Anne with friend, competitor, and sometimes training partner Annette Bednoskey

One of the best things about running is the flexibility. It can be as solitary or social as one desires. I definitely dig the solo runs, when it’s just me and the trail (or my tunes, if it’s an iPod sort of day). I’m also blessed to live in an area in which there are all sorts of group runs — on the track, on the trail, even one that starts (and more importantly, finishes) at a local brewery. But over the years, some of the runs I’ve come to appreciate the most are those shared with a training partner.

While it can be great fun to run with someone new every day, there’s something special that develops when you make the effort to run consistently with the same person. Gone is the stress that comes with wondering whether your paces will be compatible, or whether the other person will talk too much, or if you’ll have things to talk about at all. What develops is a comfortable familiarity that develops over time, in which a conversation left over from last week can be resumed without pause, and you instinctively know that your partner’s going to grind past you on the next hill but that you’ll catch her on the down.

I’ve had lots of training partners over the years, each relationship different depending on where I was in my running and my life. Some of these folks were people whom I never would’ve gotten to know if it weren’t for our shared passion for running. There was Paul — older, more experienced on the trails and in the profession we had in common. He served as a mentor of sorts on our Saturday long runs, introducing me to the trails of WNC and imparting professional and life wisdom. Brooke, the free spirit whose stories and humor entertained me as we made our way through the darkened early morning streets of North Asheville. Becky, the unbelievably fast college runner who let an old lady tag along on her track workouts and tempo runs. She helped my speed, for sure, and I hope that maybe I served as some sort of post-collegiate role model for her.

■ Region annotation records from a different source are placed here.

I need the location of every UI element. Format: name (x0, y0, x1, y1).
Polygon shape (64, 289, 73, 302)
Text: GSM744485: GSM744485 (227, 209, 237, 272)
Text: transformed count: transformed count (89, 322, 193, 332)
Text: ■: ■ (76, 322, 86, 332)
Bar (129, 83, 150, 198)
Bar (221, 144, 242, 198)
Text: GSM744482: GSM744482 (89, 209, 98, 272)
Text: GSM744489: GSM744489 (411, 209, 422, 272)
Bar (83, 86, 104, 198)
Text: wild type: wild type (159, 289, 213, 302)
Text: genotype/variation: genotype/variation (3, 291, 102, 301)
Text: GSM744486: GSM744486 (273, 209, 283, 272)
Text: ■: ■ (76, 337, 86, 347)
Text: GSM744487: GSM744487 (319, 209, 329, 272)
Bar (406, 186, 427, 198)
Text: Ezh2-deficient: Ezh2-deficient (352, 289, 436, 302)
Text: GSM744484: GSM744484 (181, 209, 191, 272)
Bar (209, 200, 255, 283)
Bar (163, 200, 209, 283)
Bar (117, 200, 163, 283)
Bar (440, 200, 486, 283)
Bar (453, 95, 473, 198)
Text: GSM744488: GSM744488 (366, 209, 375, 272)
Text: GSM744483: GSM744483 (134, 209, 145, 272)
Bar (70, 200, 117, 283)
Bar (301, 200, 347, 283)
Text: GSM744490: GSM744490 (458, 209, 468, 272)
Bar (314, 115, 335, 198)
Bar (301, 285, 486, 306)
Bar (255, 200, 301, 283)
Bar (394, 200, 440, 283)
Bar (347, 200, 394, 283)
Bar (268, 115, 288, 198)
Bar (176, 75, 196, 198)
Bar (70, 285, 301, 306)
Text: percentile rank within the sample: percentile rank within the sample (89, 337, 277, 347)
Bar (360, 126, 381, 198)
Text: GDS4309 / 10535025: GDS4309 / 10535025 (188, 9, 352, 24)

Nowadays my most consistent training partner is Nicole. Our runs aren’t particularly long or speedy, but that doesn’t matter. Each Wednesday we meet at the trailhead and for the next hour or so we catch up on life — kids, careers, relationships. We trade training tips, recipes, and fashion advice. Some days, tears are shed as our run becomes a moving therapy session, and other runs are spent celebrating our latest athletic feats or strategizing for an upcoming race. Regardless, it’s a special connection, one that might not have developed off the trail.

For me, every run serves a purpose. Sometimes I run to “train”, sometimes for the scenery, sometimes as an escape from everyday stressors. The runs with my training partner are time to connect, to share in the joy and the pain of running – and of life.